During the government of General José Miguel de Velasco, he was the Prefect of La Paz, a member of the war council, and the head of the national guard. In September 1841, the people of La Paz appointed him commander-in-chief of the garrison of that city, following the political change that proclaimed his nephew, General José Ballivián, as president of the republic. Ballivián appointed him chief aide-de-camp of the General Staff, and in this capacity, he participated in the 40-day campaign against Peru and fought in the Battle of Ingavi on November 18, 1841. For his part, Bilbao La Vieja was promoted to the rank of brigadier general. He received the commemorative medal for this battle and was declared a hero of the country.

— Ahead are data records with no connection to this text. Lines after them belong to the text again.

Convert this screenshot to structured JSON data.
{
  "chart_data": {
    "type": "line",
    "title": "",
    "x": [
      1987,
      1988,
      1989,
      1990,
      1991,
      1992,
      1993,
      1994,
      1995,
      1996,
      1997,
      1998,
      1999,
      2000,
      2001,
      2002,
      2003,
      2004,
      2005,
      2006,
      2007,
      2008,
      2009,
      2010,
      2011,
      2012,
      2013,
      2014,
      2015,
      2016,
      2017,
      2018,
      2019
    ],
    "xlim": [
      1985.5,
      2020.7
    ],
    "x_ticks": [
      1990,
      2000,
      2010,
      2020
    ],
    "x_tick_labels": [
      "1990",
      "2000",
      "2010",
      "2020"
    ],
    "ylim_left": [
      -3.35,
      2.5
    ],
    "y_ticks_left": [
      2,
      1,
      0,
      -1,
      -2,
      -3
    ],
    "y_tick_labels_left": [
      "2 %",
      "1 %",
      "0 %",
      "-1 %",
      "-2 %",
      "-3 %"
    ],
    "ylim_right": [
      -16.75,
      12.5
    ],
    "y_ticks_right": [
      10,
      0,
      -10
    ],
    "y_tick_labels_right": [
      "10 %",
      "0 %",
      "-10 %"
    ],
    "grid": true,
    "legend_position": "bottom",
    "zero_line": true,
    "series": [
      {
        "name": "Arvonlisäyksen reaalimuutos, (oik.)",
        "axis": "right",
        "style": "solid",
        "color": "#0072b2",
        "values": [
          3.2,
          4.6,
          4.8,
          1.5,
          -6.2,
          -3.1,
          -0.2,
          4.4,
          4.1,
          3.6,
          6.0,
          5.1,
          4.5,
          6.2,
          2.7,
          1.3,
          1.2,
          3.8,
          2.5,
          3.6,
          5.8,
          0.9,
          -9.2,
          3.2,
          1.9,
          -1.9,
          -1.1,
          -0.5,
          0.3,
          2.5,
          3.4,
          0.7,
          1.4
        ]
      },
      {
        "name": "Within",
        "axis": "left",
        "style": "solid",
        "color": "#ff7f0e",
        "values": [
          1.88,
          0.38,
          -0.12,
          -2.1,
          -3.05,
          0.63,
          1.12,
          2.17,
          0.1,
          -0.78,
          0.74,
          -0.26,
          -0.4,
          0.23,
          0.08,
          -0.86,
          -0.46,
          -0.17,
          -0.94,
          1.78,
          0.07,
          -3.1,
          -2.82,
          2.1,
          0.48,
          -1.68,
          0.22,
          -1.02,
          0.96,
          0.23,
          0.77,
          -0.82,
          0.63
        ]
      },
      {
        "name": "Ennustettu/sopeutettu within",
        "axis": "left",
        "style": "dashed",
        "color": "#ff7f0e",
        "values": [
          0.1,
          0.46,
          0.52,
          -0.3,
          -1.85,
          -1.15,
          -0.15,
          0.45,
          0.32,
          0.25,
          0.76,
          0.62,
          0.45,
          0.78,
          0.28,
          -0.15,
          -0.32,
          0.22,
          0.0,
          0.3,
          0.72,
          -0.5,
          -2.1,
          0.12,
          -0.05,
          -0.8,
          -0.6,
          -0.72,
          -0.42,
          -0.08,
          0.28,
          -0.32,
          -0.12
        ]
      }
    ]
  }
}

He participated in the 1842 campaign in Peru as the commander-in-chief of a division. In the same year and the following ones, he successively held the position of Prefect in the departments of Chuquisaca (succeeding General Gregorio Fernández), Potosí, and Oruro; a member of the national council, commander-in-chief of the infantry brigade, and other important positions in various departments of the republic. In 1855, he was instrumental defeating the uprising of General Gregorio Pérez, securing the presidency of Jorge Córdova.

== Marriage and family ==
Bilbao la Vieja married María de los Dolores Ramos Mexia Ross on December 8, 1814. The couple had five children:

- María de la Concepción Bilbao la Vieja Ramos Mejia (18 December 1815 – 5 February 1840); married to Juan José Sánchez Boado Romero, they had two children:
  - José Gregorio Sánchez Boado Bilbao de la Vieja (1 December 1835 –18 May 1838)
  - Francisca Sánchez Boado Bilbao la Vieja (18 August 1837 – 12 February 1839)
- Casilda Bilbao la Vieja Ramos Mejía (9 April 1818 – 1 January 1890); married to Juan José Sánchez Boado Romero, her sister's widower, and had six children:
  - Martín Leonardo del Corazón de Jesús Sánchez Boado Bilbao la Vieja (5 December 1842 – 2 February 1901)
  - Juan José Alejandro Sánchez Boado Bilbao la Vieja (17 March 1845 – 17 May 1849)
  - Carmen Segunda Sánchez Boado Bilbao la Vieja (17 July 1847 – 14 June 1889)
  - Eduardo Sánchez Boado Bilbao la Vieja (4 August 1851 – 29 March 1909)
  - Tomás Julián Sánchez Boado Bilbao la Vieja (13 August 1853 – 1 December 1890)
  - Pedro Augusto Sánchez Boado Bilbao la Vieja (29 January 1856 – 20 April 1866)
- Antonio Mamerto Bilbao la Vieja Ramos Mejía (11 May 1821 – 24 November 1884); married to Edelmira Bartola Giménez Rodríguez, they had seven children:
  - María Paula Bilbao la Vieja Giménez (13 January 1846 – 21 May 1849)
  - Antonio Gervasio Bilbao la Vieja Giménez (19 June 1848 – 20 February 1911)
  - Santiago Ernesto Bilbao la Vieja Giménez (24 July 1850 – 6 November 1850)
  - Eudoxio Rodolfo Bilbao la Vieja Giménez (2 November 1852 – 30 April 1914)
  - Enrique Bilbao la Vieja Giménez (8 November 1857 – 21 July 1889)
  - Rosa Bilbao la Vieja Giménez (23 March 1860 – 2 December 1860)
  - Martín Hipólito Ricardo Bilbao la Vieja Giménez (30 January 1866 – 10 December 1929)
- Dolores Patricia Bilbao la Vieja Ramos Mejía (17 March 1823 – 2 July 1885); she never married.
- Juana Rosa Bilbao la Vieja Ramos Mejía (29 August 1825 – 8 September 1857)

== Final years and death ==
During the governments of Manuel Isidoro Belzu and Jorge Córdova, he was out of service for not being a supporter of these rulers. Although Córdova did call him on two occasions to put down revolutions across the country. José María Linares fully reinstated him in 1857, as Bilbao la Vieja played a crucial role in ousting the belcistas. Leading a major uprising in Cochabamba, Bilbao La Vieja captured the city and placed it into Linares’ command. During the presidency of General José María de Achá, he held the position of commander-in-chief of the La Paz garrison, the last public office he held, as he requested and obtained his retirement in 1865. Bilbao La Vieja died in La Paz on June 28, 1869, in his own home.